Danielle Kaisergruber

Au cœur de l’action d’Ecole et Famille, il y a la recherche d’une nouvelle forme de relations entre l’école et la famille. La philosophie que l’on retrouve dans le Rapport Madinier-Versini de 2012, Bâtir une nouvelle alliance pour la réussite éducative, entre professionnels, parents et enfants. L’Association, comme de nombreuses autres, fait beaucoup avec peu : 6 permanents, des consultants à l’occasion, mais surtout la mobilisation des professionnels (dans l’école mais aussi autour), des dispositifs de « parents-relais », des groupes de travail, des bénévoles (par ex ceux qui font du soutien scolaire), un appui des villes.

 

A partir des nombreux entretiens menés par les chercheurs (une sociologue Antoinette Chauvenet, un socio-économiste, Yann Guillaud, et deux spécialistes de sciences de l’éducation, François Leclère et Marie-Pierre Mackiewicz), on peut constater que l’Association réussit bien à créer cette « nouvelle alliance » entre les familles et l’école, et plus largement tous les professionnels associés (travailleurs sociaux, animateurs, élus locaux…). C’est qu’il y a derrière chacune de leurs activités concrètes : groupes de travail ou « cliniques de la concertation », mises en place de « parents-relais », « groupes de chefs de d’établissements », une philosophie d’intervention : le « donner-recevoir » ou « l’éthique relationnelle ». Et c’est ce qui fait toute la différence avec de multiples « aides », « dispositifs »…

 

Il s’agit d’organiser des rencontres (en fait très préparées) de l’ensemble de ceux qui sont « autour » des enfants : parents, grands-parents parfois, voisins, animateurs de quartiers ou animateurs sportifs, professionnels des différentes institutions. Les échanges sont alors basés sur le « donner-recevoir », sur l’identification non pas seulement des problèmes ou des manques des uns et des autres, mais sur l’identification des ressources des familles et des enfants tout autour d’eux. On pense bien sûr à Amartya Sen et son concept de « capabilités ». Les chercheurs formalisent cette philosophie d’intervention en s’appuyant d’une part sur les travaux critiques de Norbert Elias et d’Hannah Arendt, et d’autre part sur les concepts de la démocratie grecque. Ceux d’Aristote en particulier qui établit une continuité entre les relations internes à la famille et les relations au sein de la Cité. Avec une place toute particulière pour la « philia », l’amitié qui n’a pas alors la connotation intime d’aujourd’hui mais se définit « comme choix réfléchi de vivre ensemble », une sorte d’empathie sociale partagée, à la base du lien social et de l’exercice quotidien de la démocratie.

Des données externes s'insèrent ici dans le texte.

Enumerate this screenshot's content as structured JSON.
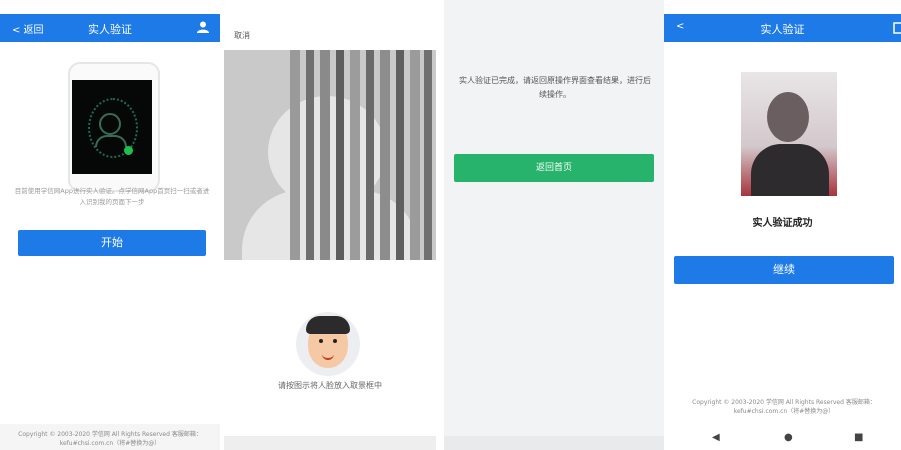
{
  "panel1": {
    "back": "< 返回",
    "title": "实人验证",
    "user_icon": "user-icon",
    "desc": "目前使用学信网App进行实人验证。点学信网App首页扫一扫或者进入识别我的页面下一步",
    "start_button": "开始",
    "footer": "Copyright © 2003-2020 学信网 All Rights Reserved 客服邮箱：kefu#chsi.com.cn（将#替换为@）"
  },
  "panel2": {
    "cancel": "取消",
    "hint": "请按图示将人脸放入取景框中"
  },
  "panel3": {
    "message": "实人验证已完成，请返回原操作界面查看结果，进行后续操作。",
    "home_button": "返回首页"
  },
  "panel4": {
    "back": "<",
    "title": "实人验证",
    "success": "实人验证成功",
    "continue_button": "继续",
    "footer": "Copyright © 2003-2020 学信网 All Rights Reserved 客服邮箱：kefu#chsi.com.cn（将#替换为@）",
    "nav_back": "◀",
    "nav_home": "●",
    "nav_recent": "■"
  },
  "colors": {
    "blue": "#1e7ae6",
    "green": "#27b36b"
  }
}
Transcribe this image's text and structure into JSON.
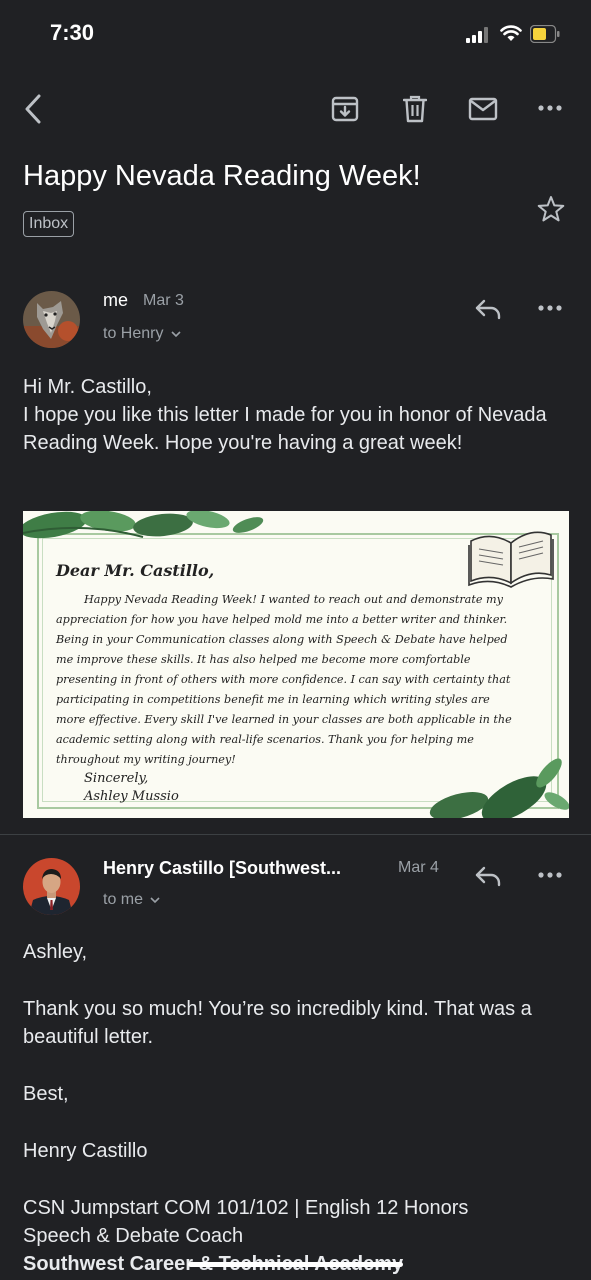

Une pratique particulière se construit ainsi faite de « respect de l’autre » (un des exemples frappants réside dans le mot d’ordre « parler des absents comme s’ils étaient présents »), de promotion d’une « pluralité bienveillante », et surtout de mise sur un pied d’égalité des familles et des professionnels.

 

C’est là que la pratique d’Ecole et Famille interroge très profondément la manière d’exercer les métiers éducatifs et au-delà la manière d’exercer les métiers du « social », du « prendre soin de », du « care ».
Les chercheurs ont interrogé de nombreux professionnels impliqués (des directeurs d’établissement par exemple dont les déclarations sont riches d’enseignements) quant à l’évaluation qu’ils font de leur expérience aux côtés d’Ecole et Famille. On peut relever de très nombreux points d’inflexion des pratiques professionnelles habituellement observées : réduction de l’écart entre usagers et professionnels, engagement d’une relation de coopération, de co-production, nécessité d’un travail en réseau qui « dé-spécialise » les uns et les autres au-delà des découpages institutionnels.

 

Les chercheurs s’appuient sur les critiques formulées par Richard Sennet à l’endroit des déséquilibres produits par une certaine conception du « service rendu » : « Les autres (ceux qui sont en face de vous et sont en demande) ressentent le besoin qu’ils ont de vous, plus que vous ne témoignez de celui que vous avez d’eux. Et c’est là ce qui vous rend maitre de la situation ». Des professionnels qui acceptent de montrer leurs failles (et leur subjectivité parfois), de se faire « aider » par ceux qu’ils aident…On en rencontre certes, mais peu. On est bien loin de la « prescription » par des conseillers d’orientation ou de Pôle emploi, de l’air de supériorité que se donnent ceux qui pour vocation de « conseiller », « d’accompagner ». Quel parent d’élève n’a pas eu la trouille d’aller rencontrer les enseignants de ses enfants ? Quel chômeur n’éprouve pas d’angoisse avant ses entretiens ?

 

C’est dans cette conception différente du travail que se joue un plus en matière de démocratie, de possibilités ouvertes pour les familles de faire leur propre chemin, de prendre leurs affaires en main. Comme dans le travail fait par l’Association Astrees avec les jeunes, il ne s’agit pas seulement de distribuer des aides mais bien de « faire avec » dans une relation égalitaire qui autorise l’ « empowerment ». Cette démocratie du quotidien qui manque tant à nos sociétés (et ce n’est pas un bureau de vote tous les 3 ou 4 ans qui peut suffire d’autant plus que beaucoup n’y vont pas ou n’ont pas le droit d’y aller) est précieuse : mais elle exige beaucoup des professionnels du social, comme une suspension provisoire de la relation d’autorité, pour pouvoir mieux faire leur travail qui somme toute est partie de la chose publique et de la vie de la Cité.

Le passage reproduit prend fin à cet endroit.